E assim se completa e se fecha o círculo vicioso do crime: os reféns da violência econômica e social tornam igualmente reféns os cidadãos que se beneficiam das desigualdades históricas e estruturais. A cidade vira refém de suas vítimas, refém de suas próprias crianças, adolescentes e jovens. Em atitudes crescentemente arrojadas, eles começam vendendo os bens de seus familiares (quando ainda existe tal vínculo), avançam para furtos e roubos, terminando em assaltos à mão armada e, no fim da linha, em latrocínios, seqüestros e quadrilhas organizadas.
Os transeuntes se vêem abordados nas ruas, as casas são invadidas, as lojas saqueadas pó uma ou mais vezes, os bancos assaltados, edifícios inteiros tomados por grupos fortemente armados… Um e outro lado acabam reféns do medo. Quem será o próximo! A vida se banaliza, valendo tanto ou menos que um par de tênis, um relógio, um colar, uma jóia, ou alguns trocados para comprar uma pedra de crack.

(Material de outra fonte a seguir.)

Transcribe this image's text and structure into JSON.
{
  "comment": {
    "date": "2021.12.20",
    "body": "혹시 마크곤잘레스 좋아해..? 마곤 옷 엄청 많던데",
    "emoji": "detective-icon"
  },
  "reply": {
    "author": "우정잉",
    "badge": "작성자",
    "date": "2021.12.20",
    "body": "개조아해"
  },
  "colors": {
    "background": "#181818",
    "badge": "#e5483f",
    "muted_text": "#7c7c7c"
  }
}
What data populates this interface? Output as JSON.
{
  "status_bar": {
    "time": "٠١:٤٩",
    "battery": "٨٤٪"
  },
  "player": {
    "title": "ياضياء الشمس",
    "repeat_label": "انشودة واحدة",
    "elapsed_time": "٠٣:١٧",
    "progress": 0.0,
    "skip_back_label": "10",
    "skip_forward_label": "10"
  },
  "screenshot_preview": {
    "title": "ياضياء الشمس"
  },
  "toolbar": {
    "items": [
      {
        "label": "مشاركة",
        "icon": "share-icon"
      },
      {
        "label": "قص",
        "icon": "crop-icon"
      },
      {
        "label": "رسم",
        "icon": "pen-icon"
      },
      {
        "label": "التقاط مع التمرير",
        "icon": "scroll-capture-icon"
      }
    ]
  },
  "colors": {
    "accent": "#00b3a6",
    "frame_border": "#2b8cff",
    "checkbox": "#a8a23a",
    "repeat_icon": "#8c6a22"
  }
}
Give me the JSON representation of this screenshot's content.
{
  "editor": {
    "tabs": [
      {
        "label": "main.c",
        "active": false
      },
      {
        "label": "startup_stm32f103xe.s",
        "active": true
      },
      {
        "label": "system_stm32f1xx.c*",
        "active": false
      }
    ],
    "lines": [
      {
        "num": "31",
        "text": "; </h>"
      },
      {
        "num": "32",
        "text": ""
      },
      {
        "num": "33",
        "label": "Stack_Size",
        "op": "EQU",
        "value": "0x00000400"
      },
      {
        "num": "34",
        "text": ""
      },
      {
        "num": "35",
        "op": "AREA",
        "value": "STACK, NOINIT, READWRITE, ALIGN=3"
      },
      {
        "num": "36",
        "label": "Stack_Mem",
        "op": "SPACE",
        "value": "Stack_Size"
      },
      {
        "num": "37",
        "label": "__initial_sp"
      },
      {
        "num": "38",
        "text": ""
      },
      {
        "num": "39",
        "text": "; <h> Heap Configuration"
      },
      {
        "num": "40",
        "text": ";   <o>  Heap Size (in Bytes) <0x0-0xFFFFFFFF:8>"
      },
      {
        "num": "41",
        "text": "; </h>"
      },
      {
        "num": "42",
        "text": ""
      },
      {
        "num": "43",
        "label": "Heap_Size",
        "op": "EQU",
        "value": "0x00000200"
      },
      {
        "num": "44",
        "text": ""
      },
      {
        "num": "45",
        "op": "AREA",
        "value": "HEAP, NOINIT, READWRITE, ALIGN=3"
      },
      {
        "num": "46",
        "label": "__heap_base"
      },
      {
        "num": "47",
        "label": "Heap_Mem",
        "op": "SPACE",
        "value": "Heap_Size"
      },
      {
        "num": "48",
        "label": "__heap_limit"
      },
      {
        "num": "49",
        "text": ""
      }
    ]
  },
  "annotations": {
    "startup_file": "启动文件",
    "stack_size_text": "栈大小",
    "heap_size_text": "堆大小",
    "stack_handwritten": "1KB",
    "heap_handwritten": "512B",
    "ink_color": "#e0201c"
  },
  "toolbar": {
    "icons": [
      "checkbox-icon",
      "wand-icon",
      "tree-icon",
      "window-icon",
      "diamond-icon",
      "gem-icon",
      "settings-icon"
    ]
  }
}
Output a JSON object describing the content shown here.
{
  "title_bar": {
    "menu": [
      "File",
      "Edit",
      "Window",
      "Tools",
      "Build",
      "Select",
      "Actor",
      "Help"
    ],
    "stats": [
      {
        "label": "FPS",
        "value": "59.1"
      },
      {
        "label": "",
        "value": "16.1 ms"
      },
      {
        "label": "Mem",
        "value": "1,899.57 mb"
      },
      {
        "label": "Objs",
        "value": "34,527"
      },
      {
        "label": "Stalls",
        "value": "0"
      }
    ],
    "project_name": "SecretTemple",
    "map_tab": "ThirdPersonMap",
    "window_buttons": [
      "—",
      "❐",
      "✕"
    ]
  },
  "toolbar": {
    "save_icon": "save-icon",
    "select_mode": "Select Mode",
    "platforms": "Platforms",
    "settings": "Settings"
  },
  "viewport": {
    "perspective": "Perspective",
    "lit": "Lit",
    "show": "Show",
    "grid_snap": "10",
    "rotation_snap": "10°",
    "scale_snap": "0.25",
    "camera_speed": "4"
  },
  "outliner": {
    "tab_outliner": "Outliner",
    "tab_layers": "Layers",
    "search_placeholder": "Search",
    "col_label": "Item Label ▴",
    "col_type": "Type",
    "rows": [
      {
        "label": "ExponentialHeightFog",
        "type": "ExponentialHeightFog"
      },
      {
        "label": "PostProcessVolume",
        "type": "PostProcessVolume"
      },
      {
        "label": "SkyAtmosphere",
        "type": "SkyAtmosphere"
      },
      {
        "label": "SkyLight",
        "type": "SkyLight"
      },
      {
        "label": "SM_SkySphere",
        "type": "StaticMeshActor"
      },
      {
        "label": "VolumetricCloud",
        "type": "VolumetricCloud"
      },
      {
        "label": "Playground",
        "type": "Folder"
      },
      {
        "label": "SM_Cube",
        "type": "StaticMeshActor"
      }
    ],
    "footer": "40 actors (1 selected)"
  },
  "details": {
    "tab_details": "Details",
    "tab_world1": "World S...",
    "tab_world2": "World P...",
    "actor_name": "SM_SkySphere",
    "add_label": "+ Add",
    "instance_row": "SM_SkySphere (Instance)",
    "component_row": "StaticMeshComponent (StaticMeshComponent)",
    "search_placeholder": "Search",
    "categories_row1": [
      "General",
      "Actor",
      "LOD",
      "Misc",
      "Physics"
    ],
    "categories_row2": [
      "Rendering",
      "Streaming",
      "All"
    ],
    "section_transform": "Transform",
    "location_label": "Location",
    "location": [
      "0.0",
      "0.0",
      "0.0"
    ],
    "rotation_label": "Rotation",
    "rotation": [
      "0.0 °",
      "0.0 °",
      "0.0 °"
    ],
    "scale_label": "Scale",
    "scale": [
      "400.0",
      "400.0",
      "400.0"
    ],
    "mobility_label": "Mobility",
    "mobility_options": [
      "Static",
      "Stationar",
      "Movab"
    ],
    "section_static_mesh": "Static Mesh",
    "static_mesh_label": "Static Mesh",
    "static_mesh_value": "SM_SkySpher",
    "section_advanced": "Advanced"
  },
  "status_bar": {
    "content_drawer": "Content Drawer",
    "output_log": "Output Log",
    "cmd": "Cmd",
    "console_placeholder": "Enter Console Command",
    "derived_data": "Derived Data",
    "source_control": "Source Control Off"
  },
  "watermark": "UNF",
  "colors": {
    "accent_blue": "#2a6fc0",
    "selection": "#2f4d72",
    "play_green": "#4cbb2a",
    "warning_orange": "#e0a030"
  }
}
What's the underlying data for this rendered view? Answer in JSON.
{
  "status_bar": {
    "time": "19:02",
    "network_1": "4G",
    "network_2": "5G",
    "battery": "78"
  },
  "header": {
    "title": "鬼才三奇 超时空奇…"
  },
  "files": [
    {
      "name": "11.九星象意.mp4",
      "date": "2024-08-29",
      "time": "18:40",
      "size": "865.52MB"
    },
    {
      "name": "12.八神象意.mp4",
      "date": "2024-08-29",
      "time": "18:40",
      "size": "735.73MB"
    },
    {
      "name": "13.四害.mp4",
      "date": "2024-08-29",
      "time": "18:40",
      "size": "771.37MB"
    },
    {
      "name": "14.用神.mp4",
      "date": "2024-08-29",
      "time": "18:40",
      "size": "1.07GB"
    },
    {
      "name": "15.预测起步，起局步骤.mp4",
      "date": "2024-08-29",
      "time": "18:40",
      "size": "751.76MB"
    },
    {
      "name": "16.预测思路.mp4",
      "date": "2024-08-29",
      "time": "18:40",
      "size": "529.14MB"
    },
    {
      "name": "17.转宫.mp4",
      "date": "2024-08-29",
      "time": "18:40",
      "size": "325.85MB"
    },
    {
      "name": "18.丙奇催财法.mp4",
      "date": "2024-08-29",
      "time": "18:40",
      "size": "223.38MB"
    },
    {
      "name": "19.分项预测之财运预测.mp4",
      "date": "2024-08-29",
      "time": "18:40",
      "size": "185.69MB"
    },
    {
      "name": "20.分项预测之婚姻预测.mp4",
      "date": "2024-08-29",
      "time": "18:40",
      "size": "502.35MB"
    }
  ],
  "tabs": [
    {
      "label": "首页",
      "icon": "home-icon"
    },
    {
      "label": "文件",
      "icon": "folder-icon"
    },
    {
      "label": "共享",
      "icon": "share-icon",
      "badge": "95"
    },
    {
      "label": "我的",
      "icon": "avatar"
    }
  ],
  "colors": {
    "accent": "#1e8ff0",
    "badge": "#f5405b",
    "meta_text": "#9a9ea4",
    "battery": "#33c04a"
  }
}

A grande ironia desse “círculo de aço” é que a violência, frequentemente, se abate sobre as pessoas de maior intimidade, sobre aqueles que mais amamos. Filhos que, tomados pelo vício e desesperados, devastam o interior de suas próprias casas; irmãos que, na família, convivem diariamente com cenas violentas e traumáticas; mães obrigadas a reconhecer o corpo de seus “meninos” sem vida, estirados sobre o frio mármore das mesas do IML; namoradas, noivas, companheiras ou esposas expostas à fúria provocada pelo consumo de narcóticos; pais não vendo outra alternativa senão denunciar os próprios filhos; meninos e meninas amarradas com cordas e correntes aos móveis da casa, pois a família não sabe mais como controlar a situação…
Isto sem falar dos confrontos com as forças policiais, com sua colheita inevitável de “presuntos”; das guerras perpetradas entre as gangues pelo controle do tráfico, também estas deixando seus mortos pelas ruas; dos grupos de extermínio, dispostos a ceifar vidas humanas em chacinas que se repetem e que horrorizam as noites das grandes metrópoles; dos tiroteios e das balas perdidas, muitas vezes encontradas no corpo de pessoas que nem sabem porque foram feridas ou mortas.
Sociedade mutilada e que mutila. Mutilada em sua segurança, tranqüilidade e conforto, em sua justiça e solidariedade. Eterna refém de uma violência vulcânica, mas que entra em erupção e espalha chamas com espantosa frequência. E sociedade que mutila os sonhos, esperanças e o futuro de suas crianças, adolescentes e jovens, tornando-os, eles também, reféns da pobreza, do desemprego e da fome. O que os torna vítimas fáceis da droga, do vício e da violência organizada.
Cracolândia é sinônimo de devastação e de ruptura. Devastação de vidas e de famílias, ruptura de laços e do tecido social. Embora para poucos, o retorno é difícil, mas não possível. Exige, porém, uma overdose de escuta, carinho, atenção, diálogo, acolhida, amor, acompanhamento profissional – tudo ao contrário da rejeição, da exclusão e da repressão!
Teresa Norma
ago 19, 2010 @ 10:00:42
Pra mim estamos vivendo uma epidemia igual a qualquer outra doença. Precisamos buscar conhecimento e prevençao. Nao podemos fechar os olhos, precisamos enxergar essa doença e os doentes. Precisamos ajudar na cura de quem ja adoeceu. As piores doenças sao as que se manifestam na alma, nao tem feridas no corpo. Sao as mais dificeis de diagnosticar e tenho certeza de que o unico remedio é a Palavra, é Jesus.